# Niven's Theorem

## Theorem

Consider the angles $\theta$ in the range $0 \le \theta \le \dfrac \pi 2$.

The only values of $\theta$ such that both $\dfrac \theta \pi$ and $\sin \theta$ are rational are:

$\theta = 0: \sin \theta = 0$
$\theta = \dfrac \pi 6: \sin \theta = \dfrac 1 2$
$\theta = \dfrac \pi 2: \sin \theta = 1$

## Proof

We will prove that if both $\dfrac \theta \pi$ and $\cos \theta$ are rational then:

$\theta \in \left\{ {0, \dfrac \pi 3, \dfrac \pi 2}\right\}$

### Lemma

For any integer $n \ge 1$, there exists a polynomial $F_n \left({x}\right)$ such that:

$F_n \left({2 \cos t}\right) = 2 \cos n t$

$\deg F_n = n$

and $F_n$ is a monic polynomial with integer coefficients.

### Proof of Lemma

The proof proceeds by induction.

For $n = 1$, it is seen that:

$F_1 \left({x}\right) = x$

fulfils the propositions.

For $n = 2$:

$F_2 \left({x}\right) = x^2 - 2$

For $n > 2$:

 $\displaystyle 2 \cos \left({n - 1}\right) t \cos t$ $=$ $\displaystyle \cos n t + \cos \left({n - 2}\right) t$ $\displaystyle \implies \ \$ $\displaystyle 2 \cos n t$ $=$ $\displaystyle \left({2 \cos \left({n - 1}\right) t}\right) \left({2 \cos t}\right) - 2 \cos \left({n - 2}\right) t$ $\displaystyle$ $=$ $\displaystyle 2 \cos t F_{n - 1} \left({2 \cos t}\right) - F_{n - 2} \left({2 \cos t}\right)$

so:

$F_n \left({x}\right) = x F_{n - 1} \left({x}\right) - F_{n - 2} \left({x}\right) \in \Z \left[{x}\right]$

will fulfil:

$F_n \left({2 \cos t}\right) = 2 \cos n t$

Because $\deg F_{n - 1} = n - 1$ and $\deg F_{n - 2} = n - 2$, we can conclude that:

$\deg F_n = \deg \left({x F_{n - 1} \left({x}\right) - F_{n - 2} \left({x}\right)}\right) = n$

In addition, the leading coefficient of $F_n$ is equal to the leading coefficient of $F_{n - 1}$, which is $1$.

Hence the lemma.

$\Box$

Suppose that $\dfrac \theta \pi$ is rational, meaning:

$\theta = \dfrac {2 \pi k} n$

where $k, n \in \Z$ and $n \ge 1$.

Suppose also that $\cos \theta \in \Q$.

Denoting $c = 2 \cos \theta \in \Q$, we get:

$F_n \left({c}\right) = F_n \left({2 \cos \dfrac {2 \pi k} n}\right) = 2 \cos \left({2 \pi k}\right) = 2$

So $c$ is a rational root of $F_n \left({x}\right) - 2$, which is a monic polynomial with integer coefficients.

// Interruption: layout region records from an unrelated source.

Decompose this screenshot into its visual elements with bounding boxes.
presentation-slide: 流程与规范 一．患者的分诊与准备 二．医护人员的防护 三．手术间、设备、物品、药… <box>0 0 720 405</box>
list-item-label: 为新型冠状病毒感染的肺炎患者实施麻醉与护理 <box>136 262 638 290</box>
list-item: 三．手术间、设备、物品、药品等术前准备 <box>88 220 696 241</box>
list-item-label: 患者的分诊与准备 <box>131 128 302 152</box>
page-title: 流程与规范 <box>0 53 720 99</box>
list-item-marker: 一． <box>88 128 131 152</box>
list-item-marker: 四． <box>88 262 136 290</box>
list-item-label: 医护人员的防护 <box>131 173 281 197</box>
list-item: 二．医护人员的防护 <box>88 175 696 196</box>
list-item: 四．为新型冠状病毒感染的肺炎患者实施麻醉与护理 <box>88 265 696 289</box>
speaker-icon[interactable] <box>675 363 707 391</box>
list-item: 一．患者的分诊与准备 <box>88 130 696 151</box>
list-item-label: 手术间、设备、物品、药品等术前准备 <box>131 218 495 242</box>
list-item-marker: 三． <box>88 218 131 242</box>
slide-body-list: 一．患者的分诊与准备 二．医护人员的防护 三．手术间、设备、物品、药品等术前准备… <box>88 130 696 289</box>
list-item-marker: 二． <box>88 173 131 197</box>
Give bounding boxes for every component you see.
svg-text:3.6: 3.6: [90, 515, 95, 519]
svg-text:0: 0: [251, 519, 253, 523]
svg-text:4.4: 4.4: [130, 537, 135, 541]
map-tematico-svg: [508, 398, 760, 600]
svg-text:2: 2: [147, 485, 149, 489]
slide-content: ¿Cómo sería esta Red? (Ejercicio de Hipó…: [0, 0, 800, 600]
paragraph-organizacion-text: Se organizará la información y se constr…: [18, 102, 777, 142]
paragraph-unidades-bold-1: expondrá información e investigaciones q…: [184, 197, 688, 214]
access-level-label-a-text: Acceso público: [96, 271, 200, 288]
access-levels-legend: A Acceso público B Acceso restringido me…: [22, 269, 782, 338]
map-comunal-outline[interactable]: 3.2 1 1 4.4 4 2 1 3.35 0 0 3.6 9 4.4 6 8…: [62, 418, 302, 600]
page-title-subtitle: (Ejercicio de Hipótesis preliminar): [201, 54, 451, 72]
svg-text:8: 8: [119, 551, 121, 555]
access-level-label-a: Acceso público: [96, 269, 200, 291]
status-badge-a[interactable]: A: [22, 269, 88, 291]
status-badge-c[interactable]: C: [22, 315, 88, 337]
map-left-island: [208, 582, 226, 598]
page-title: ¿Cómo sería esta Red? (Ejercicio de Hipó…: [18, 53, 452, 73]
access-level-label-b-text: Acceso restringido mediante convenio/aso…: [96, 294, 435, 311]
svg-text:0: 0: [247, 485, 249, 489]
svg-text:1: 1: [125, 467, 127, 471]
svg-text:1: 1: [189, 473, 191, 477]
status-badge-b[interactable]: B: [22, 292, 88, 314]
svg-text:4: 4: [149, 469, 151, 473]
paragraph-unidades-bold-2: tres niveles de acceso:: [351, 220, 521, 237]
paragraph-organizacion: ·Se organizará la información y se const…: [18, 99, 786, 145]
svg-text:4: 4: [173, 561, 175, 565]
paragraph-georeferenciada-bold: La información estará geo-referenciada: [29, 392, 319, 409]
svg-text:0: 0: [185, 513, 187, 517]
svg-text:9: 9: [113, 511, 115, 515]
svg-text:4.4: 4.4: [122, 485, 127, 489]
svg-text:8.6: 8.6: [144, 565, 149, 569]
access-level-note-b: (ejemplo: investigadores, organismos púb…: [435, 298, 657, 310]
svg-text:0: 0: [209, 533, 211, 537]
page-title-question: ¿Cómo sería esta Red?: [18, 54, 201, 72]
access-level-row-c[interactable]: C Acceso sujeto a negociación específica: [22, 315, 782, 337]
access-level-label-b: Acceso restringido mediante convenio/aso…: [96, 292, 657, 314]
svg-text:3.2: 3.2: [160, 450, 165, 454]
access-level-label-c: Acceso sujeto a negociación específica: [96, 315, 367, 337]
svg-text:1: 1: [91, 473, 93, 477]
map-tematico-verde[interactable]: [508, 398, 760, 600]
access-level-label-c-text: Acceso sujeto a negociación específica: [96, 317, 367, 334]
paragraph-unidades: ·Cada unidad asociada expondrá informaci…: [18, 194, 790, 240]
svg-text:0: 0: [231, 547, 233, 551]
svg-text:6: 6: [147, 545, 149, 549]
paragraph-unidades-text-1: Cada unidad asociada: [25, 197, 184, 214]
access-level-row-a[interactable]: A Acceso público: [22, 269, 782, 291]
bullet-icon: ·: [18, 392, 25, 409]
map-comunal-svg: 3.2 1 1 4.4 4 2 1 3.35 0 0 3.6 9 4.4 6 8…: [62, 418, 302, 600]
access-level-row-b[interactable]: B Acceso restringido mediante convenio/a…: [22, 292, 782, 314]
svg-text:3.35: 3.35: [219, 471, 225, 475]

By Rational Root Theorem, $c$ must be an integer.

But:

$\left\vert{c}\right\vert = \left\vert{2 \cos \theta}\right\vert \le 2$

so:

$c \in \left\{ {-2, -1, 0, 1, 2}\right\}$

Assuming that $0 \le \theta \le \dfrac \pi 2$, we get that:

$\theta \in \left\{ {0, \dfrac \pi 3, \dfrac \pi 2}\right\}$

Thus for any $\theta$ in the range $0 \le \theta \le \dfrac \pi 2$ such that both $\dfrac \theta \pi$ and $\cos \theta$ are rational, then:

$\theta \in \left\{ {0, \dfrac \pi 3, \dfrac \pi 2}\right\}$

Instead of the above, suppose that:

$0 \le \alpha \le \dfrac \pi 2$

and both of $\dfrac \alpha \pi$ and $\sin \alpha$ are rational.

Then we can denote $\theta = \dfrac \pi 2 - \alpha$ and get that:

$0 \le \theta \le \dfrac \pi 2$
$\dfrac \theta \pi \in Q$
$\cos \theta \in \Q$

So:

$\dfrac \pi 2 - \alpha = \theta \in \left\{ {0, \dfrac \pi 3, \dfrac \pi 2}\right\}$

therefore:

$\alpha \in \left\{ {0, \dfrac \pi 6, \dfrac \pi 2}\right\}$

$\blacksquare$

## Source of Name

This entry was named for Ivan Morton Niven.

It is suspected that this result is considerably older, and may date back as far as Charles Hermite.